The Remediation Wire - Legal News Regarding The Environment


August 14, 2012 | No Comments
Posted by Marc Policastro

With the introduction of the Site Remediation Reform Act (SRRA), New Jersey in effect “privatized” the site remediation process, transferring responsibility for issuing “approvals” from regulators to “Licensed Site Remediation Professionals” (LSRPs). Under previous regulations, NJDEP would ultimately issue final approvals, i.e., No Further Action Letters which would close out the remediation obligations. Owners and operators of real property were obligated to file with the State specific investigatory and remediation proposals which would be reviewed by the DEP case manager assigned to that case. In the event groundwater contamination was suspected, or known to exist, a second review was undertaken by the DEP geologist assigned to the case. Frequently, significant time delays would result in the event the proposed remediation strategy was rejected in whole or part by the State’s case manager or geologist. This problem was particularly troublesome in the context of redevelopment cases where, by necessity, remediation and construction very often must be simultaneously pursued.

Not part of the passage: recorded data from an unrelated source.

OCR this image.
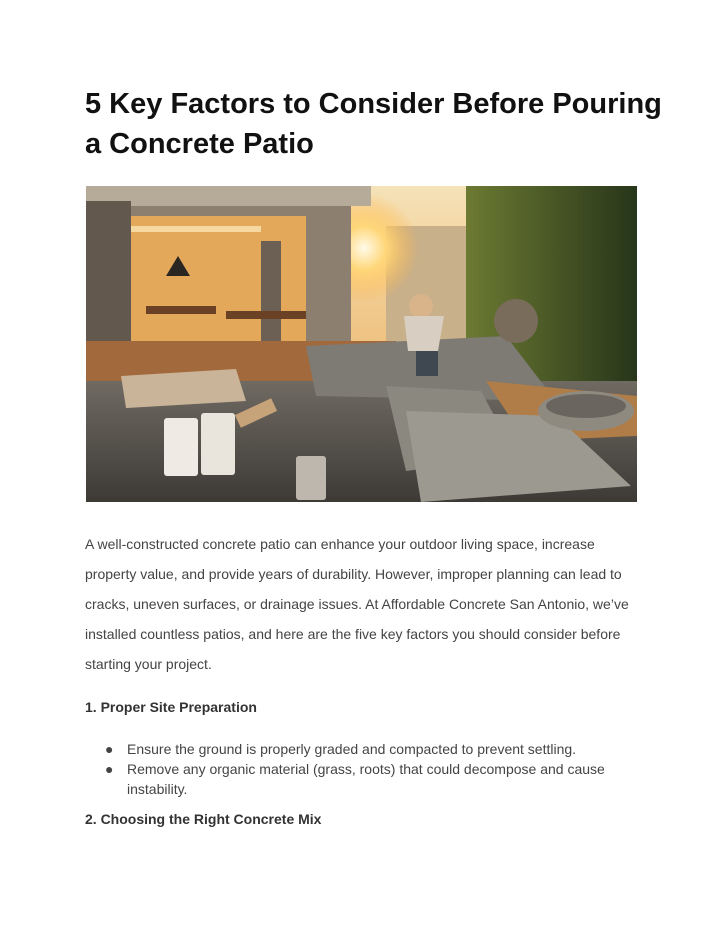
5 Key Factors to Consider Before Pouring a Concrete Patio

A well-constructed concrete patio can enhance your outdoor living space, increase property value, and provide years of durability. However, improper planning can lead to cracks, uneven surfaces, or drainage issues. At Affordable Concrete San Antonio, we’ve installed countless patios, and here are the five key factors you should consider before starting your project.

1. Proper Site Preparation
● Ensure the ground is properly graded and compacted to prevent settling.
● Remove any organic material (grass, roots) that could decompose and cause instability.
2. Choosing the Right Concrete Mix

That begs the question: Will privatization of the remediation process expedite the cleanup process and, has DEP really been relegated to the sidelines as a passive observer or referee? The LSRP’s playbook in determining whether a final approval is warranted consists, primarily, of the Administrative Requirements for Remediation of Contaminated Sites, the New Jersey Technical Regulations, as well as myriad “Guidance Documents”, which are issued by the DEP and are directed at site specific air, groundwater and soil issues. Specific use categories (residential development, schools and childcare facilities) have been assigned “presumptive remedies” to ensure that the remedy implemented at the particular site is “protective of human health and safety and of the environment,” which is the legal standard LSRPs must adhere to in issuing approvals.

As with any regulatory framework, the Guidance Documents and Technical Regulations offer significant room for interpretation and there are numerous instances where the viewpoint of consultants and regulators may differ. With a new private program designed to streamline the process and reduce DEP’s involvement, how then, under the new program will an LSRP know with any degree of certainty that the remediation strategy employed will survive a third party’s or DEP’s scrutiny? This issue is significant, especially in light of DEP’s right to “audit” final approvals for three years after issuance of a final remedy.

Currently, DEP is offering LSRPs and responsible parties the ability to engage in a “Technical Consultation” process which, to some degree, brings the State back into the fold without providing DEP with “direct oversight” over the case. The DEP requires that Technical Consultations occur with a face-to-face meeting, and the agenda must be submitted in advance of the meeting. DEP will not consider issues relating to extension requests, timeframes for compliance, or fees. The Department has taken the initiative to staff such meetings with the appropriate representative from DEP, depending on the nature of the inquiry. DEP will not provide official approval for any particular remedial action or investigation proposed, however, the State will provide detailed guidance. In turn, the responsible party is encouraged to submit to DEP a written findings and determinations document, outlining the strategies discussed and the DEP’s guidance. DEP is including written findings and determination documents in its data base, which is cross referenced by property. Prospective purchasers, investors or prospective tenants may access DEP’s data base in the course of due diligence to better assess the State’s likely treatment of remediation issues in the event of an audit. Similarly, due diligence may be enhanced to gauge whether the State will likely exercise “direct oversight” in the vent of substantial non-compliance by the current owner or operator.

Bottom line: NJDEP remains in the mix.